I will continue to collaborate with brands because a) I love doing it, and b) it all helps towards the bills & the time I spend creating content, both here & on social media.
I know some folks don’t like sponsored or collaborative posts, but I genuinely only agree to projects I know I’d like to work on, and that I actually want to share with you, so I’m sorry to those that don’t like them (please bear with!) and am forever grateful to those that appreciate the work & story that goes into those kinds of posts that enable me to keep doing what I’ve discovered I love to do.

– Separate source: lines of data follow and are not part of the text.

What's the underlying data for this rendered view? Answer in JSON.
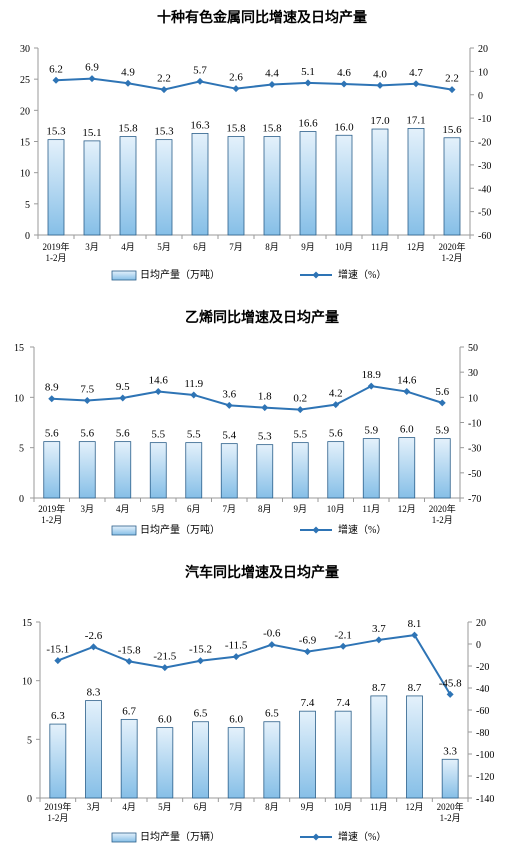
{
  "colors": {
    "bar_fill_top": "#e4f1fb",
    "bar_fill_bottom": "#86bfe7",
    "bar_stroke": "#2b5f8a",
    "line": "#2e74b5",
    "axis": "#9a9a9a",
    "text": "#000000"
  },
  "charts": [
    {
      "title": "十种有色金属同比增速及日均产量",
      "legend": {
        "bar": "日均产量（万吨）",
        "line": "增速（%）"
      },
      "categories": [
        "2019年\n1-2月",
        "3月",
        "4月",
        "5月",
        "6月",
        "7月",
        "8月",
        "9月",
        "10月",
        "11月",
        "12月",
        "2020年\n1-2月"
      ],
      "bar_values": [
        15.3,
        15.1,
        15.8,
        15.3,
        16.3,
        15.8,
        15.8,
        16.6,
        16.0,
        17.0,
        17.1,
        15.6
      ],
      "line_values": [
        6.2,
        6.9,
        4.9,
        2.2,
        5.7,
        2.6,
        4.4,
        5.1,
        4.6,
        4.0,
        4.7,
        2.2
      ],
      "left_axis": {
        "min": 0,
        "max": 30,
        "ticks": [
          0,
          5,
          10,
          15,
          20,
          25,
          30
        ]
      },
      "right_axis": {
        "min": -60,
        "max": 20,
        "ticks": [
          -60,
          -50,
          -40,
          -30,
          -20,
          -10,
          0,
          10,
          20
        ]
      }
    },
    {
      "title": "乙烯同比增速及日均产量",
      "legend": {
        "bar": "日均产量（万吨）",
        "line": "增速（%）"
      },
      "categories": [
        "2019年\n1-2月",
        "3月",
        "4月",
        "5月",
        "6月",
        "7月",
        "8月",
        "9月",
        "10月",
        "11月",
        "12月",
        "2020年\n1-2月"
      ],
      "bar_values": [
        5.6,
        5.6,
        5.6,
        5.5,
        5.5,
        5.4,
        5.3,
        5.5,
        5.6,
        5.9,
        6.0,
        5.9
      ],
      "line_values": [
        8.9,
        7.5,
        9.5,
        14.6,
        11.9,
        3.6,
        1.8,
        0.2,
        4.2,
        18.9,
        14.6,
        5.6
      ],
      "left_axis": {
        "min": 0,
        "max": 15,
        "ticks": [
          0,
          5,
          10,
          15
        ]
      },
      "right_axis": {
        "min": -70,
        "max": 50,
        "ticks": [
          -70,
          -50,
          -30,
          -10,
          10,
          30,
          50
        ]
      }
    },
    {
      "title": "汽车同比增速及日均产量",
      "legend": {
        "bar": "日均产量（万辆）",
        "line": "增速（%）"
      },
      "categories": [
        "2019年\n1-2月",
        "3月",
        "4月",
        "5月",
        "6月",
        "7月",
        "8月",
        "9月",
        "10月",
        "11月",
        "12月",
        "2020年\n1-2月"
      ],
      "bar_values": [
        6.3,
        8.3,
        6.7,
        6.0,
        6.5,
        6.0,
        6.5,
        7.4,
        7.4,
        8.7,
        8.7,
        3.3
      ],
      "line_values": [
        -15.1,
        -2.6,
        -15.8,
        -21.5,
        -15.2,
        -11.5,
        -0.6,
        -6.9,
        -2.1,
        3.7,
        8.1,
        -45.8
      ],
      "left_axis": {
        "min": 0,
        "max": 15,
        "ticks": [
          0,
          5,
          10,
          15
        ]
      },
      "right_axis": {
        "min": -140,
        "max": 20,
        "ticks": [
          -140,
          -120,
          -100,
          -80,
          -60,
          -40,
          -20,
          0,
          20
        ]
      }
    }
  ],
  "chart_data": [
    {
      "type": "bar",
      "title": "十种有色金属同比增速及日均产量",
      "categories": [
        "2019年 1-2月",
        "3月",
        "4月",
        "5月",
        "6月",
        "7月",
        "8月",
        "9月",
        "10月",
        "11月",
        "12月",
        "2020年 1-2月"
      ],
      "series": [
        {
          "name": "日均产量（万吨）",
          "type": "bar",
          "axis": "left",
          "values": [
            15.3,
            15.1,
            15.8,
            15.3,
            16.3,
            15.8,
            15.8,
            16.6,
            16.0,
            17.0,
            17.1,
            15.6
          ]
        },
        {
          "name": "增速（%）",
          "type": "line",
          "axis": "right",
          "values": [
            6.2,
            6.9,
            4.9,
            2.2,
            5.7,
            2.6,
            4.4,
            5.1,
            4.6,
            4.0,
            4.7,
            2.2
          ]
        }
      ],
      "ylim_left": [
        0,
        30
      ],
      "ylim_right": [
        -60,
        20
      ],
      "legend_position": "bottom"
    },
    {
      "type": "bar",
      "title": "乙烯同比增速及日均产量",
      "categories": [
        "2019年 1-2月",
        "3月",
        "4月",
        "5月",
        "6月",
        "7月",
        "8月",
        "9月",
        "10月",
        "11月",
        "12月",
        "2020年 1-2月"
      ],
      "series": [
        {
          "name": "日均产量（万吨）",
          "type": "bar",
          "axis": "left",
          "values": [
            5.6,
            5.6,
            5.6,
            5.5,
            5.5,
            5.4,
            5.3,
            5.5,
            5.6,
            5.9,
            6.0,
            5.9
          ]
        },
        {
          "name": "增速（%）",
          "type": "line",
          "axis": "right",
          "values": [
            8.9,
            7.5,
            9.5,
            14.6,
            11.9,
            3.6,
            1.8,
            0.2,
            4.2,
            18.9,
            14.6,
            5.6
          ]
        }
      ],
      "ylim_left": [
        0,
        15
      ],
      "ylim_right": [
        -70,
        50
      ],
      "legend_position": "bottom"
    },
    {
      "type": "bar",
      "title": "汽车同比增速及日均产量",
      "categories": [
        "2019年 1-2月",
        "3月",
        "4月",
        "5月",
        "6月",
        "7月",
        "8月",
        "9月",
        "10月",
        "11月",
        "12月",
        "2020年 1-2月"
      ],
      "series": [
        {
          "name": "日均产量（万辆）",
          "type": "bar",
          "axis": "left",
          "values": [
            6.3,
            8.3,
            6.7,
            6.0,
            6.5,
            6.0,
            6.5,
            7.4,
            7.4,
            8.7,
            8.7,
            3.3
          ]
        },
        {
          "name": "增速（%）",
          "type": "line",
          "axis": "right",
          "values": [
            -15.1,
            -2.6,
            -15.8,
            -21.5,
            -15.2,
            -11.5,
            -0.6,
            -6.9,
            -2.1,
            3.7,
            8.1,
            -45.8
          ]
        }
      ],
      "ylim_left": [
        0,
        15
      ],
      "ylim_right": [
        -140,
        20
      ],
      "legend_position": "bottom"
    }
  ]
}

I will find a way to fill in those harder gaps too, because at the end of the day, I started reading blogs all those years ago because I found other people’s stories helped me not feel so alone, and inspired me to find out what I love, for me & no-one else. And if I only ever help one of you lovely folk in some small way; that will make me the happiest. Whether that be as simple as providing inspiration that helps you love your home, go on your first adventure, or find a product you enjoy, to starting a journey that helps you discover your you & love your everyday.
And lastly, I will fill in the gaps around my work more. I’m not so great at what feels like self-promo, but my journey has led me to focus on my photography, & I am now booking clients, and loving helping every single one of them to see their brands & businesses in a whole new way, to tell their stories, and to flourish.
So things are likely to still be a bit sporadic for a while whilst I refine my flow, and there’s definitely going to be a few back dated posts, but here it is…a start.